Washington. El presidente de Estados Unidos, Joe Biden, mantiene su propuesta de celebrar una cumbre con su homólogo ruso, Vladimir Putin, "en los próximos meses", por considerar que una reunión es "crucial" para "detener" la "escalada", dijo el día de ayer 15 de abril, un alto funcionario estadounidense.

Biden ordenó más temprano sanciones y la expulsión de 10 diplomáticos rusos en respuesta en particular a un gigantesco ciberataque atribuido formalmente a Moscú.

El alto funcionario estadounidense, que habló bajo condición de anonimato, dijo a periodistas que Washington estaba dispuesto a imponer más medidas si fuera necesario y también que ya se han implementado acciones adicionales que no se hicieron públicas.

"Habrá elementos de nuestras respuestas a estas acciones que permanecerán secretos", dijo.

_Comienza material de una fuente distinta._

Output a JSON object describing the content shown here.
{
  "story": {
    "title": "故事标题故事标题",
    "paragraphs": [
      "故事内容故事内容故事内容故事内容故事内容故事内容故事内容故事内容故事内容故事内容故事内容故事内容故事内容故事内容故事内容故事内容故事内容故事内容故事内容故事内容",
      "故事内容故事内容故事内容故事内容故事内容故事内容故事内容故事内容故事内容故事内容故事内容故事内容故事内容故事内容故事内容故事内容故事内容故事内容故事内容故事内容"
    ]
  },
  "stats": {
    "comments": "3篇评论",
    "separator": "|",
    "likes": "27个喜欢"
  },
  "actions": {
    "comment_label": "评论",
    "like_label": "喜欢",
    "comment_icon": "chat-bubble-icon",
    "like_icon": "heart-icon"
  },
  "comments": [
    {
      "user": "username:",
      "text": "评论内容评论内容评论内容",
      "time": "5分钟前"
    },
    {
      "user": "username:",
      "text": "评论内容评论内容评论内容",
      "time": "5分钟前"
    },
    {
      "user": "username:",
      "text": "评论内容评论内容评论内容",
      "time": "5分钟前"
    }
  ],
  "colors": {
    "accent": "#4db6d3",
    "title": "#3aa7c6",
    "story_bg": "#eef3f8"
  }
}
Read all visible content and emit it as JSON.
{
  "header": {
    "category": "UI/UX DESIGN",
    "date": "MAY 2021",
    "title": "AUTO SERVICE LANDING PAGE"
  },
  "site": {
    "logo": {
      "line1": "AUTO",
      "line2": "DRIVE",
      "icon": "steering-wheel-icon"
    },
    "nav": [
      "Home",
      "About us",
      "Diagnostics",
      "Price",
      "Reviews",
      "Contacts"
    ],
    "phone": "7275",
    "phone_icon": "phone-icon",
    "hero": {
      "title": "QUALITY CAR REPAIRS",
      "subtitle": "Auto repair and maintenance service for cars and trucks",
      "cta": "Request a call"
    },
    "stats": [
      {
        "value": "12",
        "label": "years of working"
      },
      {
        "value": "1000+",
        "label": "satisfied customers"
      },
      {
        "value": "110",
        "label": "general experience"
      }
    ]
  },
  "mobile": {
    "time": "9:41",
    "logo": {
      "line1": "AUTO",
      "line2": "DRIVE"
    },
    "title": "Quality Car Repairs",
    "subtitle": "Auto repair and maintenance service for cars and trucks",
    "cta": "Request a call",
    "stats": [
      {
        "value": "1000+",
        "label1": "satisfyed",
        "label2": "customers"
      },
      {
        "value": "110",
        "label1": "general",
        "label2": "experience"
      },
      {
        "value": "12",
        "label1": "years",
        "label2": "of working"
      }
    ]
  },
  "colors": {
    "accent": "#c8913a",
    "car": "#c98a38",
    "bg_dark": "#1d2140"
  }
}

No precisó si se trataba de un contraataque informático o de otra medida.

A pesar de esto, el funcionario enfatizó que Washington busca reducir las tensiones y quiere que la propuesta de una cumbre Biden-Putin siga adelante.

"Queremos dejar en claro que no tenemos ningún deseo de impulsar una escalada con Rusia", insistió, asegurando que Biden había informado a Putin de estas represalias durante su llamada telefónica esta semana.

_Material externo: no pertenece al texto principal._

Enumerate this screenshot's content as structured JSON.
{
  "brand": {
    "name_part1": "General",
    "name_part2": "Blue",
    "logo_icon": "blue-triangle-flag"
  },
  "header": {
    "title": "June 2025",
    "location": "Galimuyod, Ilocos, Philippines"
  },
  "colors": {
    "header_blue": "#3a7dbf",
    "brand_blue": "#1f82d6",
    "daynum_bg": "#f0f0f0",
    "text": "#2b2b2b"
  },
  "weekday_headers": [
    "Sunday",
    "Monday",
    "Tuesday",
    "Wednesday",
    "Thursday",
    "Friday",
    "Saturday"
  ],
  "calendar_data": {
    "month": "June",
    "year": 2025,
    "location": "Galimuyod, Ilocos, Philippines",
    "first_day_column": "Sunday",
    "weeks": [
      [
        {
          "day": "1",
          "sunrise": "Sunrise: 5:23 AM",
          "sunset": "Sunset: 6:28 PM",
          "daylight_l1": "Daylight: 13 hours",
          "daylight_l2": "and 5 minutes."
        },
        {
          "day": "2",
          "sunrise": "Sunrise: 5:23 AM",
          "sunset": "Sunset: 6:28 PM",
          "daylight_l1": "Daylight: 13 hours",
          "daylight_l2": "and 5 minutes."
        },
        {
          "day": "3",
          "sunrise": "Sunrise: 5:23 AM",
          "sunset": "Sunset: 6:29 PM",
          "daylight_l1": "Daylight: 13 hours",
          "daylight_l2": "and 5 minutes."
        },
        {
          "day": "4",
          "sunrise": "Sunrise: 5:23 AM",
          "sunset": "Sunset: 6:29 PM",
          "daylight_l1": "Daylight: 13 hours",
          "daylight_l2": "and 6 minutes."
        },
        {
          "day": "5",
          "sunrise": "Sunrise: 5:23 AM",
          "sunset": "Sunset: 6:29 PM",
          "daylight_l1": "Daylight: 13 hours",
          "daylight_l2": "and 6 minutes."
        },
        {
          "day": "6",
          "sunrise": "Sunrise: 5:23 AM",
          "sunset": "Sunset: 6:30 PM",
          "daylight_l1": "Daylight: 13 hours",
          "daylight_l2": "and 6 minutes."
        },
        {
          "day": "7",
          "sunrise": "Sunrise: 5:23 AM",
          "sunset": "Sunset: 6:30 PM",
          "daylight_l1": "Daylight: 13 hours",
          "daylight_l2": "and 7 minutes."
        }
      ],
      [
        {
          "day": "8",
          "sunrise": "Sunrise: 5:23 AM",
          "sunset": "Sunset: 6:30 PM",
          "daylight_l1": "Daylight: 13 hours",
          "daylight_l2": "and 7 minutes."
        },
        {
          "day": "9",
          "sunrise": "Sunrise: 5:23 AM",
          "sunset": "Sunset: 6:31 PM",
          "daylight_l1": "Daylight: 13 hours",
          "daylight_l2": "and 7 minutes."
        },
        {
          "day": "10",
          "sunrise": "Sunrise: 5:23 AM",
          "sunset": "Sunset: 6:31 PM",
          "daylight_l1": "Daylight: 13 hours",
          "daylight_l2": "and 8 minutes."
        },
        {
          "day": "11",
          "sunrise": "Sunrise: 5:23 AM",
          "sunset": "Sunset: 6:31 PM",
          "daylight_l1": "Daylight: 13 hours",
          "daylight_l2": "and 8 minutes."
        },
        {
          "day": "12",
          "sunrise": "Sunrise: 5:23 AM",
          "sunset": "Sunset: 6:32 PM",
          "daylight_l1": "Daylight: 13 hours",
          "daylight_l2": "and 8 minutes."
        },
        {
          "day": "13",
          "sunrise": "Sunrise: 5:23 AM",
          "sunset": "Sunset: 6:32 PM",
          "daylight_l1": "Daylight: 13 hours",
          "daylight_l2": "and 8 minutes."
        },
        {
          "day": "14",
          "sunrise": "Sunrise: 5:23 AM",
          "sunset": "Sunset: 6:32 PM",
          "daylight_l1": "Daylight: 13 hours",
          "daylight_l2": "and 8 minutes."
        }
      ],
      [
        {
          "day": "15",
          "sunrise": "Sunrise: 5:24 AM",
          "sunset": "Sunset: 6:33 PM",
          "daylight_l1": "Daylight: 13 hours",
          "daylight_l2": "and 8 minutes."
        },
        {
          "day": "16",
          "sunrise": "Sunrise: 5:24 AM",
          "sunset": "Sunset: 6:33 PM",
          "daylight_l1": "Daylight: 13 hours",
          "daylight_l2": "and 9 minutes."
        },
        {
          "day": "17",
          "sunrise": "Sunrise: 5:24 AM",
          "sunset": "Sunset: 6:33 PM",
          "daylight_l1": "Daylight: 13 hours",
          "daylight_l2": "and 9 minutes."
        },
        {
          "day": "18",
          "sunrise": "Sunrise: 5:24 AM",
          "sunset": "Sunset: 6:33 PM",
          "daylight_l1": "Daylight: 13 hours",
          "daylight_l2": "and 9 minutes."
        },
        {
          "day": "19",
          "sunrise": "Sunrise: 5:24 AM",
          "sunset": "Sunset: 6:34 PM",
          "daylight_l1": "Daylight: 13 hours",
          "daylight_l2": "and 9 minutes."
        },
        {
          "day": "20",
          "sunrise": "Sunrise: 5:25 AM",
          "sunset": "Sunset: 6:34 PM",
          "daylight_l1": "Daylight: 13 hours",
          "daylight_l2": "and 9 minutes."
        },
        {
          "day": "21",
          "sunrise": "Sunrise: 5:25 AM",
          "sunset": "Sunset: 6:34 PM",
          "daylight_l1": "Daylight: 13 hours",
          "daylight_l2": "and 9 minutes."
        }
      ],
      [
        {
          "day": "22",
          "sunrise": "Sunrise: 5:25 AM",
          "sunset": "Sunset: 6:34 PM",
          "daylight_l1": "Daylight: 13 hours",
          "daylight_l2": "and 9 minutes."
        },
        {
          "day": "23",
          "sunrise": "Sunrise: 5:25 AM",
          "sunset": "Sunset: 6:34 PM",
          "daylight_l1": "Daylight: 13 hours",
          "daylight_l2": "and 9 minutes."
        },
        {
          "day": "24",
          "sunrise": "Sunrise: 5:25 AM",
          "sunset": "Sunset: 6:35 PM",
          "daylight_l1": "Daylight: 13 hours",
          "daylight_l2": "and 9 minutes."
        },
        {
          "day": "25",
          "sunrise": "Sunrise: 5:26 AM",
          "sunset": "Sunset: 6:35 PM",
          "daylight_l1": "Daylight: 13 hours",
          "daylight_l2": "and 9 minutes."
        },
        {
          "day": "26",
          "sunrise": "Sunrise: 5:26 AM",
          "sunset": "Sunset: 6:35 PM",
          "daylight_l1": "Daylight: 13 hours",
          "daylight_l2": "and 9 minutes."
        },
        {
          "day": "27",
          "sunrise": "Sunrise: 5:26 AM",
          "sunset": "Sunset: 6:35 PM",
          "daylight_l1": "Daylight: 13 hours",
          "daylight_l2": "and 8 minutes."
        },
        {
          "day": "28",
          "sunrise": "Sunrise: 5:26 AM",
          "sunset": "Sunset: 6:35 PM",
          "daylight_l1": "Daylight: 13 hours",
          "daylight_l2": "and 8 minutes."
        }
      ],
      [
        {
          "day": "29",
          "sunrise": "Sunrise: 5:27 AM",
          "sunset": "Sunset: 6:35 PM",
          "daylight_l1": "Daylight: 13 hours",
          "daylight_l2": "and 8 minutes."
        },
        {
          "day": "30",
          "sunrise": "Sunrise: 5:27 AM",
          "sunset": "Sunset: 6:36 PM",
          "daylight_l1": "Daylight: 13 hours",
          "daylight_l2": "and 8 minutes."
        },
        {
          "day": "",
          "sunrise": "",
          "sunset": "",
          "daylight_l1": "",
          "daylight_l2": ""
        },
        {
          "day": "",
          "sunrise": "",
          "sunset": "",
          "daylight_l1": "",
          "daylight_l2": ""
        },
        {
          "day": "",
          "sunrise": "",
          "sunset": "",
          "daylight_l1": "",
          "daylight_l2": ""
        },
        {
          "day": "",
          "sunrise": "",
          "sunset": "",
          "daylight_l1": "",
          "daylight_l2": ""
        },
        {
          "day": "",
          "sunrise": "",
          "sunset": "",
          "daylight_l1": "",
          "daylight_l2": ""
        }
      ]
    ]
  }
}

En esta misma conversación, el presidente estadounidense hizo el ofrecimiento de una cumbre "en un tercer país" y "en los próximos meses".

"Los rusos aún no han respondido (...) pero creemos que en los próximos meses será crucial que los dos líderes se sienten a discutir la gama completa de problemas que enfrenta nuestra relación", dijo el funcionario.

Sanciones por varios temas

Estados Unidos aplicó una amplia gama de sanciones a Rusia para castigarla por la supuesta interferencia en las elecciones presidenciales de 2020, el ataque de piratas informáticos, el acoso a Ucrania y otros actos "maliciosos".

Entre las medidas también puso en la lista negra a empresas, expulsó diplomáticos y aplicó límites al mercado de deuda soberana rusa. El gobierno podría imponer nuevas medidas, aunque Washington no quiere hacer escalar la situación, dijo el gobierno.

Moscú reaccionó airadamente, diciendo que esto eleva peligrosamente la temperatura entre los dos países, y convocó al embajador de Estados Unidos para lo que dijo que sería una conversación seria.

Biden prohibió a las instituciones financieras estadounidenses participar en el mercado primario de bonos soberanos rusos denominados en rublos desde el 14 de junio.

El Departamento del Tesoro también incluyó en la lista negra a 32 entidades e individuos que, según dijo, habían llevado a cabo intentos dirigidos por el gobierno ruso para influir en las elecciones presidenciales de 2020 y otros "actos de desinformación".

La Casa Blanca informó la expulsión de 10 diplomáticos de la misión rusa en Washington, incluyendo a representantes de los servicios de inteligencia y, por primera vez, nombró formalmente al Servicio de Inteligencia Exterior de Rusia (SVR) como autor del ataque informático contra SolarWinds Corp.